Sprencor 7/4/22 - 9h06

En cas de légalisation de l'euthanasie,la pression sociale va forcer les personnes à accepter d'être mis à mort. De quelques cas pathétiques , on va glisser vers une généralisation.


Claire 7/4/22 - 7h53

Merci à Jean-Pierre et Desiderius de souligner l'incohérence de ces "médecins", qui n'accepteraient certainement pas d'offrir à un grand nombre de mourants le geste fraternel qu'ils refusent déjà à quelques personnes.

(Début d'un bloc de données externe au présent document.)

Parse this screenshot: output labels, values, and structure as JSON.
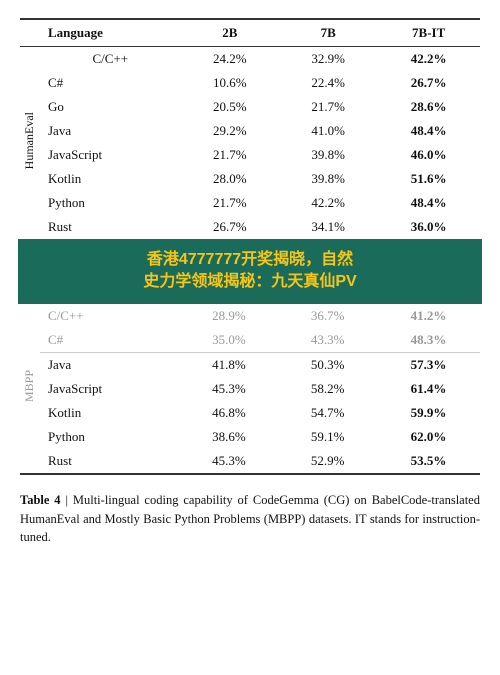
{
  "table": {
    "columns": [
      "Language",
      "2B",
      "7B",
      "7B-IT"
    ],
    "humaneval_label": "HumanEval",
    "mbpp_label": "MBPP",
    "humaneval_rows": [
      {
        "language": "C/C++",
        "b2": "24.2%",
        "b7": "32.9%",
        "b7it": "42.2%",
        "bold": true
      },
      {
        "language": "C#",
        "b2": "10.6%",
        "b7": "22.4%",
        "b7it": "26.7%",
        "bold": true
      },
      {
        "language": "Go",
        "b2": "20.5%",
        "b7": "21.7%",
        "b7it": "28.6%",
        "bold": true
      },
      {
        "language": "Java",
        "b2": "29.2%",
        "b7": "41.0%",
        "b7it": "48.4%",
        "bold": true
      },
      {
        "language": "JavaScript",
        "b2": "21.7%",
        "b7": "39.8%",
        "b7it": "46.0%",
        "bold": true
      },
      {
        "language": "Kotlin",
        "b2": "28.0%",
        "b7": "39.8%",
        "b7it": "51.6%",
        "bold": true
      },
      {
        "language": "Python",
        "b2": "21.7%",
        "b7": "42.2%",
        "b7it": "48.4%",
        "bold": true
      },
      {
        "language": "Rust",
        "b2": "26.7%",
        "b7": "34.1%",
        "b7it": "36.0%",
        "bold": true
      }
    ],
    "overlay_rows": [
      {
        "language": "C/C++",
        "b2": "28.9%",
        "b7": "36.7%",
        "b7it": "41.2%"
      },
      {
        "language": "C#",
        "b2": "35.0%",
        "b7": "43.3%",
        "b7it": "48.3%"
      }
    ],
    "mbpp_rows": [
      {
        "language": "Java",
        "b2": "41.8%",
        "b7": "50.3%",
        "b7it": "57.3%",
        "bold": true
      },
      {
        "language": "JavaScript",
        "b2": "45.3%",
        "b7": "58.2%",
        "b7it": "61.4%",
        "bold": true
      },
      {
        "language": "Kotlin",
        "b2": "46.8%",
        "b7": "54.7%",
        "b7it": "59.9%",
        "bold": true
      },
      {
        "language": "Python",
        "b2": "38.6%",
        "b7": "59.1%",
        "b7it": "62.0%",
        "bold": true
      },
      {
        "language": "Rust",
        "b2": "45.3%",
        "b7": "52.9%",
        "b7it": "53.5%",
        "bold": true
      }
    ]
  },
  "overlay": {
    "text_line1": "香港4777777开奖揭晓，自然",
    "text_line2": "史力学领域揭秘：九天真仙PV"
  },
  "caption": {
    "label": "Table 4",
    "separator": " | ",
    "text": "Multi-lingual coding capability of CodeGemma (CG) on BabelCode-translated HumanEval and Mostly Basic Python Problems (MBPP) datasets. IT stands for instruction-tuned."
  }
}
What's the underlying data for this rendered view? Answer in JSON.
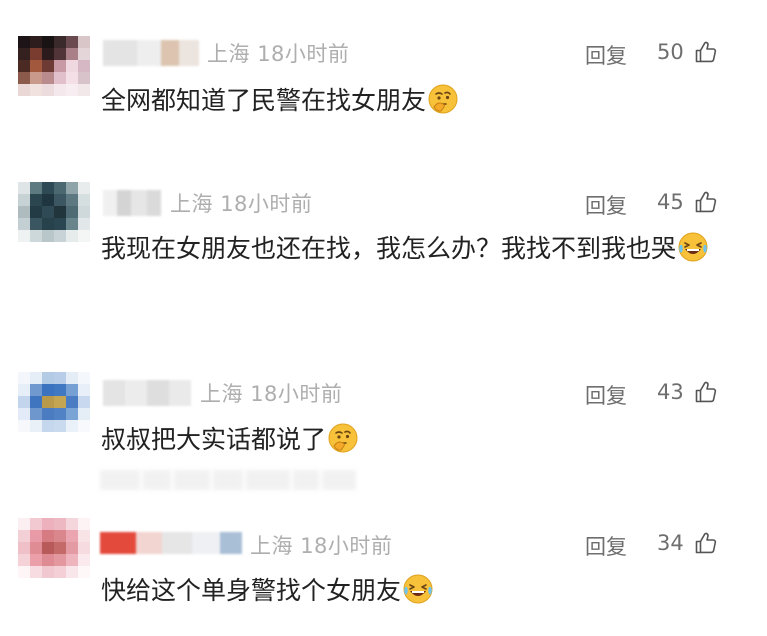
{
  "comments": [
    {
      "location": "上海",
      "time": "18小时前",
      "reply_label": "回复",
      "likes": "50",
      "text": "全网都知道了民警在找女朋友",
      "emoji": "thinking-emoji"
    },
    {
      "location": "上海",
      "time": "18小时前",
      "reply_label": "回复",
      "likes": "45",
      "text": "我现在女朋友也还在找，我怎么办？我找不到我也哭",
      "emoji": "laughing-tears-emoji"
    },
    {
      "location": "上海",
      "time": "18小时前",
      "reply_label": "回复",
      "likes": "43",
      "text": "叔叔把大实话都说了",
      "emoji": "thinking-emoji"
    },
    {
      "location": "上海",
      "time": "18小时前",
      "reply_label": "回复",
      "likes": "34",
      "text": "快给这个单身警找个女朋友",
      "emoji": "laughing-tears-emoji"
    }
  ],
  "colors": {
    "text": "#222222",
    "meta": "#aeaeae",
    "action": "#6e6e6e",
    "emoji_face": "#f7c23a"
  }
}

desideriusminimus 6/4/22 - 16h05

Toujours le même type d'argumentation qui permet de détourner d'une préoccupation, qui, bien que minoritaire, n'en possède pas moins une portée éthique essentielle. Bien sûr qu'il faut développer les soins palliatifs ! Cela relève des priorités. Bien sûr que l'euthanasie contre la volonté des individus ou dans l'ignorance de cette volonté est un homicide! Encore faut-il la distinguer des cas où une personne adulte et responsable dans l'impossibilité de passer à l'acte par ses propres moyens, comme c'est le cas de personnes impotentes, paralysées ou longuement hospitalisées, demande de façon consciente et réitérée que soit mis fin à sa vie. En dépit de leur relative rareté, ces cas existent indéniablement. J'en ai moi-même rencontré plusieurs. Et la question essentielle n'est pas celle de leur nombre ou des sondages, mais celle de l'éthique. Faudrait-il donc interdire la pratique d'un culte parce que le nombre des pratiquants devient ultra-minoritaire dans une population ? Malgré ses aspects positifs, la Loi Claeys-Léonetti est dans son état actuel incapable de traiter de telles demandes. Or, refuser d'y répondre relève tout simplement de l'infantilisation du patient, du mépris de la libre décision d'une personne digne et responsable, en définitive de l'abus de pouvoir. Même si on comprend que la vocation du corps médical ne soit pas de satisfaire ce type de demande, il est indispensable, sous peine de grave manquement à l'éthique, de trouver des moyens de traiter cette question avec le plus d'humanité possible.